Brok picked up his spoon the way someone might pick up a live snake. Cautiously. Reluctantly. With deep personal mistrust. He poked at the mousse experimentally, probably searching for evidence of poison or moral weakness.
Finally, he took the smallest possible bite. Microscopic, really. The kind of bite he expected to spit out immediately if it confirmed his worst suspicions about the fundamental wrongness of enjoying food.
I watched his pupils dilate slightly. The furrow appeared between his brows, deep and confused. He took another spoonful, this one larger, chewing with the kind of focused intensity most people reserved for solving complex mathematical equations.
Three spoonfuls later, he’d scraped the ramekin so clean it could go back in the cupboard unwashed.
Barnaby had already finished his and was clutching the empty container to his chest with tears streaming down his face. Actual tears. Over chocolate mousse. “That wasincredible. That was actually incredible. Can I have more? Please? I’ll be so good, I promise—”
I’d have loved to agree, but today wasn’t solely about feeding Barnaby. It was about deciding what to feed him. “In a minute, Barnaby.” Turning toward Brok, I tapped my pen against my clipboard. “Well? Verdict?”
Brok set down his ramekin with almost exaggerated care. One second passed, then another. “It’s too good,” he said at last.
I blinked at him.

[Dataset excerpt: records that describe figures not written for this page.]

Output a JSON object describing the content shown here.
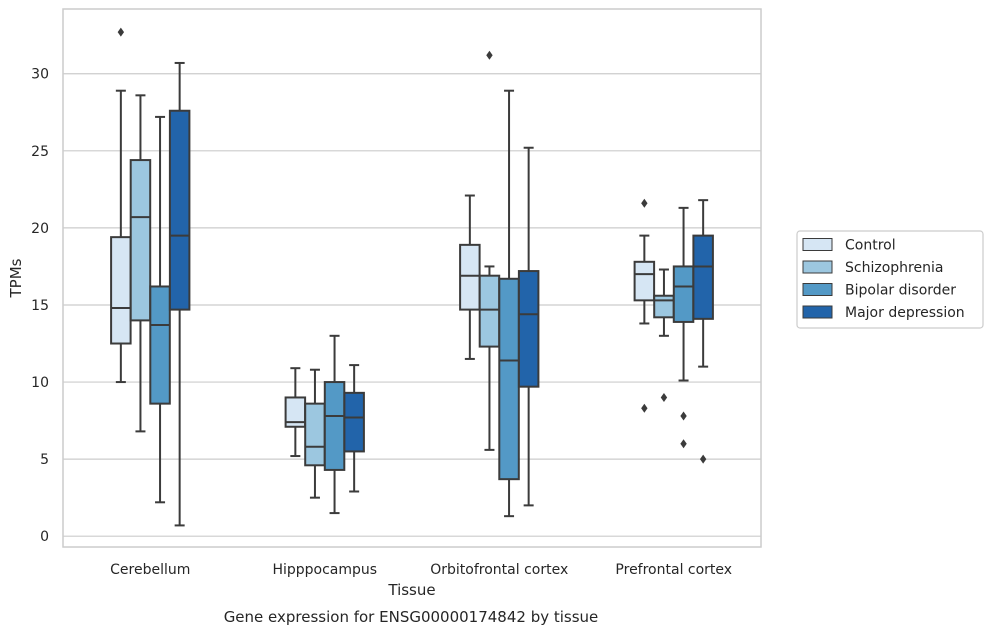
{
  "chart_data": {
    "type": "box",
    "title": "",
    "caption": "Gene expression for ENSG00000174842 by tissue",
    "xlabel": "Tissue",
    "ylabel": "TPMs",
    "ylim": [
      -0.7,
      34.2
    ],
    "yticks": [
      "0",
      "5",
      "10",
      "15",
      "20",
      "25",
      "30"
    ],
    "grid": "horizontal",
    "legend_position": "right",
    "categories": [
      "Cerebellum",
      "Hipppocampus",
      "Orbitofrontal cortex",
      "Prefrontal cortex"
    ],
    "series": [
      {
        "name": "Control",
        "color": "#d6e6f4",
        "boxes": [
          {
            "whisker_low": 10.0,
            "q1": 12.5,
            "median": 14.8,
            "q3": 19.4,
            "whisker_high": 28.9,
            "outliers": [
              32.7
            ]
          },
          {
            "whisker_low": 5.2,
            "q1": 7.1,
            "median": 7.4,
            "q3": 9.0,
            "whisker_high": 10.9,
            "outliers": []
          },
          {
            "whisker_low": 11.5,
            "q1": 14.7,
            "median": 16.9,
            "q3": 18.9,
            "whisker_high": 22.1,
            "outliers": []
          },
          {
            "whisker_low": 13.8,
            "q1": 15.3,
            "median": 17.0,
            "q3": 17.8,
            "whisker_high": 19.5,
            "outliers": [
              21.6,
              8.3
            ]
          }
        ]
      },
      {
        "name": "Schizophrenia",
        "color": "#9cc7e0",
        "boxes": [
          {
            "whisker_low": 6.8,
            "q1": 14.0,
            "median": 20.7,
            "q3": 24.4,
            "whisker_high": 28.6,
            "outliers": []
          },
          {
            "whisker_low": 2.5,
            "q1": 4.6,
            "median": 5.8,
            "q3": 8.6,
            "whisker_high": 10.8,
            "outliers": []
          },
          {
            "whisker_low": 5.6,
            "q1": 12.3,
            "median": 14.7,
            "q3": 16.9,
            "whisker_high": 17.5,
            "outliers": [
              31.2
            ]
          },
          {
            "whisker_low": 13.0,
            "q1": 14.2,
            "median": 15.3,
            "q3": 15.6,
            "whisker_high": 17.3,
            "outliers": [
              9.0
            ]
          }
        ]
      },
      {
        "name": "Bipolar disorder",
        "color": "#5399c6",
        "boxes": [
          {
            "whisker_low": 2.2,
            "q1": 8.6,
            "median": 13.7,
            "q3": 16.2,
            "whisker_high": 27.2,
            "outliers": []
          },
          {
            "whisker_low": 1.5,
            "q1": 4.3,
            "median": 7.8,
            "q3": 10.0,
            "whisker_high": 13.0,
            "outliers": []
          },
          {
            "whisker_low": 1.3,
            "q1": 3.7,
            "median": 11.4,
            "q3": 16.7,
            "whisker_high": 28.9,
            "outliers": []
          },
          {
            "whisker_low": 10.1,
            "q1": 13.9,
            "median": 16.2,
            "q3": 17.5,
            "whisker_high": 21.3,
            "outliers": [
              7.8,
              6.0
            ]
          }
        ]
      },
      {
        "name": "Major depression",
        "color": "#2264aa",
        "boxes": [
          {
            "whisker_low": 0.7,
            "q1": 14.7,
            "median": 19.5,
            "q3": 27.6,
            "whisker_high": 30.7,
            "outliers": []
          },
          {
            "whisker_low": 2.9,
            "q1": 5.5,
            "median": 7.7,
            "q3": 9.3,
            "whisker_high": 11.1,
            "outliers": []
          },
          {
            "whisker_low": 2.0,
            "q1": 9.7,
            "median": 14.4,
            "q3": 17.2,
            "whisker_high": 25.2,
            "outliers": []
          },
          {
            "whisker_low": 11.0,
            "q1": 14.1,
            "median": 17.5,
            "q3": 19.5,
            "whisker_high": 21.8,
            "outliers": [
              5.0
            ]
          }
        ]
      }
    ]
  }
}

Surely I’d misheard. “I’m sorry, what?”
“Too good.” He nodded to himself, visibly satisfied with his own logic. “Tastes too good. He’ll want it all the time. That’s indulgence, not discipline.”

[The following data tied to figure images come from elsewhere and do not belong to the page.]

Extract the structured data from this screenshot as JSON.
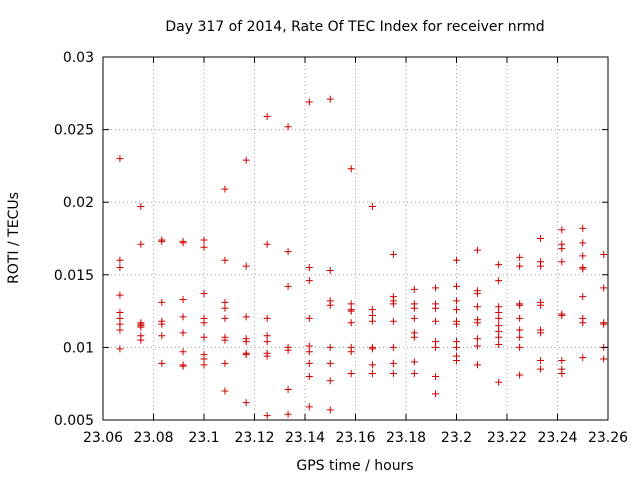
{
  "chart_data": {
    "type": "scatter",
    "title": "Day 317 of 2014, Rate Of TEC Index for receiver nrmd",
    "xlabel": "GPS time / hours",
    "ylabel": "ROTI / TECUs",
    "xlim": [
      23.06,
      23.26
    ],
    "ylim": [
      0.005,
      0.03
    ],
    "grid": true,
    "x_ticks": [
      23.06,
      23.08,
      23.1,
      23.12,
      23.14,
      23.16,
      23.18,
      23.2,
      23.22,
      23.24,
      23.26
    ],
    "x_tick_labels": [
      "23.06",
      "23.08",
      "23.1",
      "23.12",
      "23.14",
      "23.16",
      "23.18",
      "23.2",
      "23.22",
      "23.24",
      "23.26"
    ],
    "y_ticks": [
      0.005,
      0.01,
      0.015,
      0.02,
      0.025,
      0.03
    ],
    "y_tick_labels": [
      "0.005",
      "0.01",
      "0.015",
      "0.02",
      "0.025",
      "0.03"
    ],
    "marker": "+",
    "marker_color": "#cc0000",
    "series": [
      {
        "x": 23.0667,
        "y": [
          0.023,
          0.016,
          0.0155,
          0.0136,
          0.0124,
          0.012,
          0.0116,
          0.0112,
          0.0099
        ]
      },
      {
        "x": 23.075,
        "y": [
          0.0197,
          0.0171,
          0.0117,
          0.0116,
          0.0115,
          0.0114,
          0.0108,
          0.0105
        ]
      },
      {
        "x": 23.0833,
        "y": [
          0.0174,
          0.0173,
          0.0131,
          0.0118,
          0.0116,
          0.0108,
          0.0089
        ]
      },
      {
        "x": 23.0917,
        "y": [
          0.0173,
          0.0172,
          0.0133,
          0.0121,
          0.011,
          0.0097,
          0.0088,
          0.0087
        ]
      },
      {
        "x": 23.1,
        "y": [
          0.0174,
          0.0169,
          0.0137,
          0.012,
          0.0117,
          0.0107,
          0.0095,
          0.0092,
          0.0088
        ]
      },
      {
        "x": 23.1083,
        "y": [
          0.0209,
          0.016,
          0.0131,
          0.0127,
          0.012,
          0.0107,
          0.0105,
          0.0089,
          0.007
        ]
      },
      {
        "x": 23.1167,
        "y": [
          0.0229,
          0.0156,
          0.0121,
          0.0106,
          0.0104,
          0.0096,
          0.0095,
          0.0062
        ]
      },
      {
        "x": 23.125,
        "y": [
          0.0259,
          0.0171,
          0.012,
          0.0108,
          0.0104,
          0.0096,
          0.0094,
          0.0053
        ]
      },
      {
        "x": 23.1333,
        "y": [
          0.0252,
          0.0166,
          0.0142,
          0.01,
          0.0098,
          0.0071,
          0.0054
        ]
      },
      {
        "x": 23.1417,
        "y": [
          0.0269,
          0.0155,
          0.0146,
          0.012,
          0.0101,
          0.0097,
          0.0089,
          0.008,
          0.0059
        ]
      },
      {
        "x": 23.15,
        "y": [
          0.0271,
          0.0153,
          0.0132,
          0.0129,
          0.01,
          0.0089,
          0.0077,
          0.0057
        ]
      },
      {
        "x": 23.1583,
        "y": [
          0.0223,
          0.013,
          0.0126,
          0.0125,
          0.0117,
          0.01,
          0.0097,
          0.0082
        ]
      },
      {
        "x": 23.1667,
        "y": [
          0.0197,
          0.0126,
          0.0122,
          0.0118,
          0.01,
          0.0099,
          0.0088,
          0.0082
        ]
      },
      {
        "x": 23.175,
        "y": [
          0.0164,
          0.0135,
          0.0132,
          0.013,
          0.0118,
          0.01,
          0.0089,
          0.0082
        ]
      },
      {
        "x": 23.1833,
        "y": [
          0.014,
          0.013,
          0.0127,
          0.012,
          0.011,
          0.0107,
          0.009,
          0.0082
        ]
      },
      {
        "x": 23.1917,
        "y": [
          0.0141,
          0.013,
          0.0127,
          0.0118,
          0.0104,
          0.01,
          0.008,
          0.0068
        ]
      },
      {
        "x": 23.2,
        "y": [
          0.016,
          0.0142,
          0.0132,
          0.0126,
          0.0118,
          0.0116,
          0.0104,
          0.01,
          0.0094,
          0.0091
        ]
      },
      {
        "x": 23.2083,
        "y": [
          0.0167,
          0.0139,
          0.0137,
          0.0128,
          0.0119,
          0.0117,
          0.0106,
          0.0101,
          0.0088
        ]
      },
      {
        "x": 23.2167,
        "y": [
          0.0157,
          0.0146,
          0.0128,
          0.0124,
          0.012,
          0.0115,
          0.0111,
          0.0107,
          0.0102,
          0.0076
        ]
      },
      {
        "x": 23.225,
        "y": [
          0.0162,
          0.0156,
          0.013,
          0.0129,
          0.012,
          0.0112,
          0.0107,
          0.01,
          0.0081
        ]
      },
      {
        "x": 23.2333,
        "y": [
          0.0175,
          0.0159,
          0.0156,
          0.0131,
          0.0129,
          0.0112,
          0.011,
          0.0091,
          0.0085
        ]
      },
      {
        "x": 23.2417,
        "y": [
          0.0181,
          0.0171,
          0.0168,
          0.0159,
          0.0123,
          0.0122,
          0.0091,
          0.0085,
          0.0082
        ]
      },
      {
        "x": 23.25,
        "y": [
          0.0182,
          0.0172,
          0.0163,
          0.0155,
          0.0154,
          0.0135,
          0.012,
          0.0117,
          0.0093
        ]
      },
      {
        "x": 23.2583,
        "y": [
          0.0164,
          0.0141,
          0.0117,
          0.0116,
          0.01,
          0.0092
        ]
      }
    ]
  }
}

My mouth actually fell open slightly. The man had just rejected a perfectly healthy dessert for the crime of being delicious. “You’re saying no because he’ll want to eat it?”
“I’m saying no because he needs control.” He crossed his arms, somehow managing to look even more immovable than before. “Not rewards for bad behavior.”
Barnaby looked between us with growing anxiety, his earlier excitement dimming. “If I eat more of that, you’ll make me run laps for an hour, won’t you?”
“I won’t make you run laps at all, Barnaby,” Brok said, “because you won’t be eating it.”
The man was serious. Completely, genuinely serious about rejecting food for having the audacity to taste good.I gripped my pen harder to keep from throwing it at his stubborn head. “Moving on, then.”
The second box contained six small glass jars filled with chocolate pudding, each one topped with a perfect swirl that had taken me three attempts to get right. I’d soaked chia seeds in almond milk and cocoa powder overnight, creating something that looked deceptively innocent. “Try this one. Let’s see if it’s more to your taste.”
I placed a jar in front of each of them and watched Brok eye it with immediate suspicion. Barnaby snapped out of his temporary discouragement and dug in. He still seemed enthusiastic despite his brother’s dire predictions about the fundamental wrongness of enjoying dessert.
Then it happened. Pure confusion gave way to surprise, which rapidly evolved into dawning horror, and finally settled on complete betrayal. “It’s crunchy?” He poked at the pudding with his spoon, nose wrinkling behind his glasses. “But also slimy? How is it both at the same time? That shouldn’t be possible.”
Brok took his bite and immediately grabbed for a napkin. He spat the chia seeds into it, then threw the napkin aside with a disgust that would have made Nana proud. “That texture is wrong. What the hell is in that?”
“Chia seeds,” I replied. A part of me couldn’t help but feel pettily amused at his reaction. “They’re a superfood. Omega-3s, fiber, complete protein.”
“I don’t care if they cure cancer.” Brok still looked genuinely disturbed by the experience, like the chia pudding had personally wronged him. “That shouldn’t exist in nature.”